The reality is that alumni fund a major portion of private universities’ budgets, and even public institutions are increasingly dependent on former students to supplement stagnant or decreasing state education budgets. Many states, including Massachusetts, began scaling back higher-education funds in the mid 1990s. In 2001, an economic recession caused even more drastic budget cuts. The University of Massachusetts system, for example, lost 5.1 percent of its annual budget that year, prompting a 24 percent spike in tuition at the flagship campus at Amherst and a halt to all library acquisitions. Public higher-education budgets have been relatively stagnant ever since.
Growing increasingly anxious, officials at public universities turned toward upbeat alumni mags to buoy fundraising efforts. Over the past 15 years, schools that had never previously published alumni mags began cranking out thousands of the things, including UMass, which, in spite of its dwindling coffers, launched magazines for its larger campuses in 1996.
Interestingly, despite all the work done by colleges to generate self-congratulatory publicity to court alumni donors, many schools saw the percentage of graduates giving in recent years decrease. In fact, the alumni-participation rate across US institutions of higher education has decreased every year since 2001 and now stands at a lackluster 12.4 percent, according to the Council for Aid to Education. At Harvard, 24 percent of grads donated money in fiscal year 2006 — a steady decline from 27 percent in FY 2001.

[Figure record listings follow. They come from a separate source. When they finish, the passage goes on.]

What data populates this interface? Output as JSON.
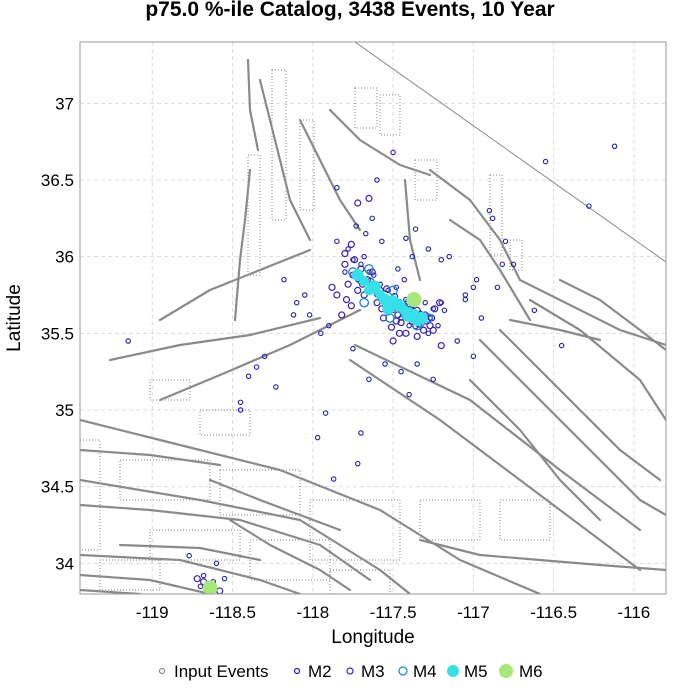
{
  "chart_data": {
    "type": "scatter",
    "title": "p75.0 %-ile Catalog, 3438 Events, 10 Year",
    "xlabel": "Longitude",
    "ylabel": "Latitude",
    "xlim": [
      -119.45,
      -115.8
    ],
    "ylim": [
      33.8,
      37.4
    ],
    "xticks": [
      -119,
      -118.5,
      -118,
      -117.5,
      -117,
      -116.5,
      -116
    ],
    "yticks": [
      34,
      34.5,
      35,
      35.5,
      36,
      36.5,
      37
    ],
    "xtick_labels": [
      "-119",
      "-118.5",
      "-118",
      "-117.5",
      "-117",
      "-116.5",
      "-116"
    ],
    "ytick_labels": [
      "34",
      "34.5",
      "35",
      "35.5",
      "36",
      "36.5",
      "37"
    ],
    "grid": true,
    "legend_placement": "bottom",
    "legend": [
      {
        "label": "Input Events",
        "color": "#8c8c8c",
        "marker": "open-circle-small"
      },
      {
        "label": "M2",
        "color": "#1f1fa8",
        "marker": "open-circle-small"
      },
      {
        "label": "M3",
        "color": "#3a1fb5",
        "marker": "open-circle"
      },
      {
        "label": "M4",
        "color": "#1f7fd6",
        "marker": "open-circle-large"
      },
      {
        "label": "M5",
        "color": "#35e0e8",
        "marker": "filled-circle"
      },
      {
        "label": "M6",
        "color": "#a6e87a",
        "marker": "filled-circle-large"
      }
    ],
    "series": [
      {
        "name": "M2",
        "color": "#1f1fa8",
        "x": [
          -117.72,
          -117.65,
          -117.6,
          -117.55,
          -117.5,
          -117.48,
          -117.45,
          -117.42,
          -117.4,
          -117.38,
          -117.35,
          -117.32,
          -117.3,
          -117.28,
          -117.25,
          -117.7,
          -117.68,
          -117.62,
          -117.58,
          -117.53,
          -117.47,
          -117.43,
          -117.37,
          -117.33,
          -117.27,
          -117.22,
          -117.2,
          -117.18,
          -117.8,
          -117.78,
          -117.75,
          -117.85,
          -117.9,
          -118.05,
          -118.12,
          -118.18,
          -118.3,
          -118.35,
          -118.4,
          -119.15,
          -118.45,
          -117.92,
          -117.97,
          -117.87,
          -117.72,
          -117.7,
          -117.45,
          -117.35,
          -117.25,
          -117.1,
          -117.05,
          -117.0,
          -116.95,
          -116.85,
          -116.82,
          -116.8,
          -116.9,
          -116.88,
          -116.75,
          -116.62,
          -116.55,
          -116.45,
          -116.28,
          -116.12,
          -117.4,
          -117.55,
          -117.65,
          -117.75,
          -117.95,
          -118.02,
          -118.1,
          -118.23,
          -118.45,
          -118.68,
          -118.7,
          -118.62,
          -118.55,
          -118.6,
          -118.77,
          -117.85,
          -117.6,
          -117.5,
          -117.28,
          -117.2,
          -117.15,
          -117.05,
          -117.0,
          -116.98,
          -117.73,
          -117.67,
          -117.63,
          -117.57,
          -117.42,
          -117.38,
          -117.36
        ],
        "y": [
          35.85,
          35.9,
          35.75,
          35.7,
          35.65,
          35.8,
          35.6,
          35.72,
          35.55,
          35.68,
          35.62,
          35.58,
          35.7,
          35.5,
          35.66,
          35.95,
          36.0,
          35.88,
          35.82,
          35.78,
          35.92,
          35.85,
          35.75,
          35.63,
          35.6,
          35.55,
          35.7,
          35.65,
          35.9,
          36.05,
          35.98,
          36.1,
          35.55,
          35.75,
          35.62,
          35.85,
          35.35,
          35.28,
          35.22,
          35.45,
          35.05,
          34.98,
          34.82,
          34.55,
          34.65,
          34.85,
          35.25,
          35.3,
          35.2,
          35.45,
          35.72,
          35.35,
          35.6,
          35.8,
          35.95,
          36.1,
          36.3,
          36.25,
          35.95,
          35.65,
          36.62,
          35.42,
          36.33,
          36.72,
          35.1,
          35.3,
          35.2,
          35.4,
          35.5,
          35.62,
          35.7,
          35.15,
          35.0,
          33.92,
          33.85,
          33.88,
          33.9,
          34.0,
          34.05,
          36.45,
          36.5,
          36.68,
          36.05,
          35.98,
          36.0,
          35.75,
          35.8,
          35.85,
          36.2,
          36.15,
          36.25,
          36.1,
          36.12,
          36.0,
          36.18
        ]
      },
      {
        "name": "M3",
        "color": "#3a1fb5",
        "x": [
          -117.75,
          -117.7,
          -117.66,
          -117.62,
          -117.58,
          -117.55,
          -117.52,
          -117.5,
          -117.47,
          -117.44,
          -117.41,
          -117.38,
          -117.36,
          -117.33,
          -117.3,
          -117.78,
          -117.72,
          -117.68,
          -117.6,
          -117.57,
          -117.53,
          -117.49,
          -117.46,
          -117.43,
          -117.39,
          -117.35,
          -117.31,
          -117.27,
          -117.8,
          -117.74,
          -117.71,
          -117.64,
          -117.59,
          -117.54,
          -117.48,
          -117.45,
          -117.4,
          -117.37,
          -117.34,
          -117.29,
          -117.79,
          -117.76,
          -117.69,
          -117.63,
          -117.56,
          -117.51,
          -117.42,
          -117.26,
          -117.24,
          -117.21,
          -117.82,
          -117.85,
          -117.88,
          -117.8,
          -117.76,
          -117.5,
          -117.46,
          -117.35,
          -117.25,
          -117.2,
          -118.68,
          -118.72,
          -118.65,
          -118.58,
          -117.72,
          -117.65
        ],
        "y": [
          35.88,
          35.92,
          35.85,
          35.8,
          35.78,
          35.72,
          35.7,
          35.68,
          35.62,
          35.65,
          35.6,
          35.58,
          35.55,
          35.6,
          35.62,
          35.82,
          35.78,
          35.75,
          35.7,
          35.66,
          35.64,
          35.74,
          35.7,
          35.68,
          35.66,
          35.65,
          35.52,
          35.55,
          35.95,
          35.98,
          35.86,
          35.84,
          35.76,
          35.79,
          35.58,
          35.57,
          35.63,
          35.7,
          35.56,
          35.58,
          35.72,
          35.68,
          35.82,
          35.9,
          35.6,
          35.54,
          35.5,
          35.6,
          35.66,
          35.7,
          35.62,
          35.75,
          35.8,
          36.02,
          36.08,
          35.45,
          35.5,
          35.48,
          35.52,
          35.42,
          33.88,
          33.9,
          33.85,
          33.82,
          36.35,
          36.38
        ]
      },
      {
        "name": "M4",
        "color": "#1f7fd6",
        "x": [
          -117.7,
          -117.62,
          -117.55,
          -117.48,
          -117.42,
          -117.37,
          -117.33,
          -117.65,
          -117.58,
          -117.45,
          -117.4,
          -117.52,
          -117.35,
          -117.28,
          -117.75,
          -117.68,
          -117.5
        ],
        "y": [
          35.85,
          35.8,
          35.72,
          35.68,
          35.62,
          35.6,
          35.57,
          35.92,
          35.75,
          35.66,
          35.7,
          35.6,
          35.55,
          35.6,
          35.9,
          35.7,
          35.78
        ]
      },
      {
        "name": "M5",
        "color": "#35e0e8",
        "x": [
          -117.72,
          -117.68,
          -117.62,
          -117.58,
          -117.55,
          -117.5,
          -117.46,
          -117.43,
          -117.4,
          -117.37,
          -117.35,
          -117.32,
          -117.65,
          -117.53
        ],
        "y": [
          35.88,
          35.84,
          35.8,
          35.75,
          35.72,
          35.7,
          35.68,
          35.65,
          35.62,
          35.62,
          35.58,
          35.6,
          35.78,
          35.66
        ],
        "sizes": [
          6,
          5,
          7,
          5,
          6,
          7,
          6,
          5,
          7,
          6,
          5,
          6,
          5,
          6
        ]
      },
      {
        "name": "M6",
        "color": "#a6e87a",
        "x": [
          -117.37,
          -118.64
        ],
        "y": [
          35.72,
          33.84
        ]
      }
    ]
  },
  "faults": "gray fault traces"
}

These downward numbers could reflect any number of realities: the squeeze on alums who are trying to put their own children and grandchildren through school, say, or cultural trends away from institutional loyalties of any kind. One thing is certain, though: “Rah rah” alumni magazines are apparently not rekindling morale or boosting alumni giving. If anything, it could be that the blather disseminated by university PR offices is provoking cynicism and backlash.
How do I look?
The image-above-all mentality is part of a lamentable trend “Freedom Watch” has long identified as “the corporatization of higher education.” Increasingly, university presidents operate more like CEOs than academic leaders: they emphasize the bottom line, large endowments, U.S. News and World Report rankings, and highly visible campus construction (and donor-naming) projects, while they neglect or marginalize academic excellence, intellectual inquiry, academic freedom, and students’ rights.
Recent experiences with my own alma maters, Princeton and Harvard Law School, offer good examples of how the Ivies are sacrificing openness and frankness to the Almighty Image, especially when it comes to hiding some very un-academic steps taken by administrators. In the spring of 2005, Princeton associate dean of students Hilary Herbold punished editors of the Nassau Weekly, a student literary magazine, for publishing a satirical article that parodied the Holocaust. I wrote to Dean Herbold to complain, since parody is clearly protected by free-speech and academic-freedom doctrines. The dean assured me that while students at Princeton “are free to express their opinions,” racial or ethnic “slurs” fell out of bounds.
Because the dean appeared not to understand the role of parody in free discourse, I wrote a protest letter to the Princeton Alumni Weekly. They sent a reporter to tape record an interview with me about free speech and academic freedom. When the Q&A-style interview appeared on May 11, 2005, it quoted much of what I said about a variety of colleges and universities that were engaged in censorship. But not a word of my criticism of Dean Herbold’s censoring the Nassau Weekly had survived the editor’s red pen. My complaint about censorship had itself been censored!